Tyler is shown as a maker of soaps which he calls as the “yardstick of civilization” that is used for cleaning, and thus differentiating humans from other lesser beings. Tyler’s question of the importance of objects like soap or duvet is very similar to Rousseau’s dilemma over this civilized way of living- “is the use of these objects essential for survival?” Rousseau believes that a man’s needs should require nothing more than what fulfils his basic necessities. “Lose the tie,” is Tyler’s first instruction before letting go of self, symbolically represented with fighting, where the tie stands for the civilization that bounds the individuals to unessential objects, or metaphorical ‘confinement.’
Fight Club is successful in presenting a remarkable critique of excessive consumerism, as leading to a sick addiction, which is echoed through Jack’s state, “If I saw an ingenious innovation as a coffee table representing the yin and yang, I had to possess it.” The two sides of the narrator, here, his real self and the alter ego is similar to those opposing energies emanating from the Yin and Yang. Jack’s disillusionment with society is what leads him to search for a purpose in life instead of tirelessly chasing cars, or clothes or striving for the perfect body. Inspired from Tyler’s ideology that self-improvement only leads to self-destruction, he attempts to set himself free from the shackles of society and merges with the alter ego to express what Rousseau may call as an “authentic self.”

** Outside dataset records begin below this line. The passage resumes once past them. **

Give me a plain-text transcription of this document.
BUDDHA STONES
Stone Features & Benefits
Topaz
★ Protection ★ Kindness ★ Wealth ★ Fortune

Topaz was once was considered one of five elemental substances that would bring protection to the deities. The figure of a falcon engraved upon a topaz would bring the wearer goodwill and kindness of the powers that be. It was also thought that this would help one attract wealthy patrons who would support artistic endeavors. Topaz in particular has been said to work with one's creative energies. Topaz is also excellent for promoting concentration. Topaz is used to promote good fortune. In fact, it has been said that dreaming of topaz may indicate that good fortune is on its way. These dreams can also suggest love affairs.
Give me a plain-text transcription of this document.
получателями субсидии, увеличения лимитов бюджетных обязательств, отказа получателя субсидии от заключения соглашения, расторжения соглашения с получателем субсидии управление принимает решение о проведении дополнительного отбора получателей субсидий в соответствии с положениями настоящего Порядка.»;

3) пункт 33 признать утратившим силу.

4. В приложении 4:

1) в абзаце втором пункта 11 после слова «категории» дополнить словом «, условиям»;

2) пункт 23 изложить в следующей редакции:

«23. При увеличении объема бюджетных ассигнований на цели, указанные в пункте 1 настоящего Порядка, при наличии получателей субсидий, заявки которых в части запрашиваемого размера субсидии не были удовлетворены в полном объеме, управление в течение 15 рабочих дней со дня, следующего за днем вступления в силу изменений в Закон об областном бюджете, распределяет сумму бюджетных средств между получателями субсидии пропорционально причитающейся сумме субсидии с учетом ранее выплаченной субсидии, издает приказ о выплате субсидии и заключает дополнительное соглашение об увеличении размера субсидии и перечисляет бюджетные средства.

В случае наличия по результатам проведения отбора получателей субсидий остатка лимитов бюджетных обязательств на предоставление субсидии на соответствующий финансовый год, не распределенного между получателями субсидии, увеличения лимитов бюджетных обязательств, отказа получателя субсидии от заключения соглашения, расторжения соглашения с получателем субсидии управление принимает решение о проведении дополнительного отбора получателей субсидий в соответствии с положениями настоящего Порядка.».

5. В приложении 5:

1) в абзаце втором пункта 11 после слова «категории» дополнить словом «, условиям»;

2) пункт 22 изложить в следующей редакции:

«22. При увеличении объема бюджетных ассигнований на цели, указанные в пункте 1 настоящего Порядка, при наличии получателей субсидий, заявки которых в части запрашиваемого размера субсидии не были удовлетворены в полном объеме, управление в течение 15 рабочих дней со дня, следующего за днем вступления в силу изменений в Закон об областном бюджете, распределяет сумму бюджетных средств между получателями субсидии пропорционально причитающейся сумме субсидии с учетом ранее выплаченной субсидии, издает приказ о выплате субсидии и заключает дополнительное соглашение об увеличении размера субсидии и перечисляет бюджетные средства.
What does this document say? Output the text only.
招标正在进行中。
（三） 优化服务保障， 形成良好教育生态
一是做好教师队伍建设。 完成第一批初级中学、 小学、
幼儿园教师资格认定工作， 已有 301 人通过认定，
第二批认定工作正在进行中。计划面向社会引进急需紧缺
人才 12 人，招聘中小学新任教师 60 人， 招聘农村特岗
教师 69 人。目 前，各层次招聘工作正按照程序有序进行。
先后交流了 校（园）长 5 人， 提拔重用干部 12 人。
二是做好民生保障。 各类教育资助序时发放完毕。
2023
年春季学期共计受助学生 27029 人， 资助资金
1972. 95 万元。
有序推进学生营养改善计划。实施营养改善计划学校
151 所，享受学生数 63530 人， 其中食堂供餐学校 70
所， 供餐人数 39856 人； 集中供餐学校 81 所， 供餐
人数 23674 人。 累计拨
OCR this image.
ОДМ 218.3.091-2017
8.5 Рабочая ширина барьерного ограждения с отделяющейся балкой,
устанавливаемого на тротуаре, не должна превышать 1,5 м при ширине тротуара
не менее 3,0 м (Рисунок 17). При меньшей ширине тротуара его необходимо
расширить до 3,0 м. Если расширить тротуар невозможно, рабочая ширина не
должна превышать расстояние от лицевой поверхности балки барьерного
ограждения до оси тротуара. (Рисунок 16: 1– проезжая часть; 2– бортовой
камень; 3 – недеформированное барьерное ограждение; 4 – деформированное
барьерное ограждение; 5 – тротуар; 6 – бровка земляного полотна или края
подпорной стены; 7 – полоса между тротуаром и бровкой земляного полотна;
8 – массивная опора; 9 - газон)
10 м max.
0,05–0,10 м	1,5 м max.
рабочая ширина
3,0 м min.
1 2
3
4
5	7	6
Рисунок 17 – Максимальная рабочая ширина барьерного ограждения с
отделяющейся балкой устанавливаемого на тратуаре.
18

Though by the end, the question still remains: is Tyler’s philosophy with roots in Rousseau’s political discourse ideal or fit for modern beings to imbibe? By installing anarchy and rejecting every societal norm that had turned them into slaves, Jack/Tyler ends up creating only disorder, destruction, and death of his fellow human beings. When the underground fight club evolves into Project Mayhem and starts pouring into the outside world, members of it begin to dismantle every societal concept, causing controlled, deliberate and channelled turmoil. It yields no result, and answer no question, creating conflict that borders on utter chaos. In the end, it seems Fincher does not subscribe to any philosophy as being the ultimate goal of the mankind but rather a moderation, campaigning for a combination of both. He lets the audience decide for themselves and avoid promoting either the two opposing and radical sides of one diverse thought spectrum.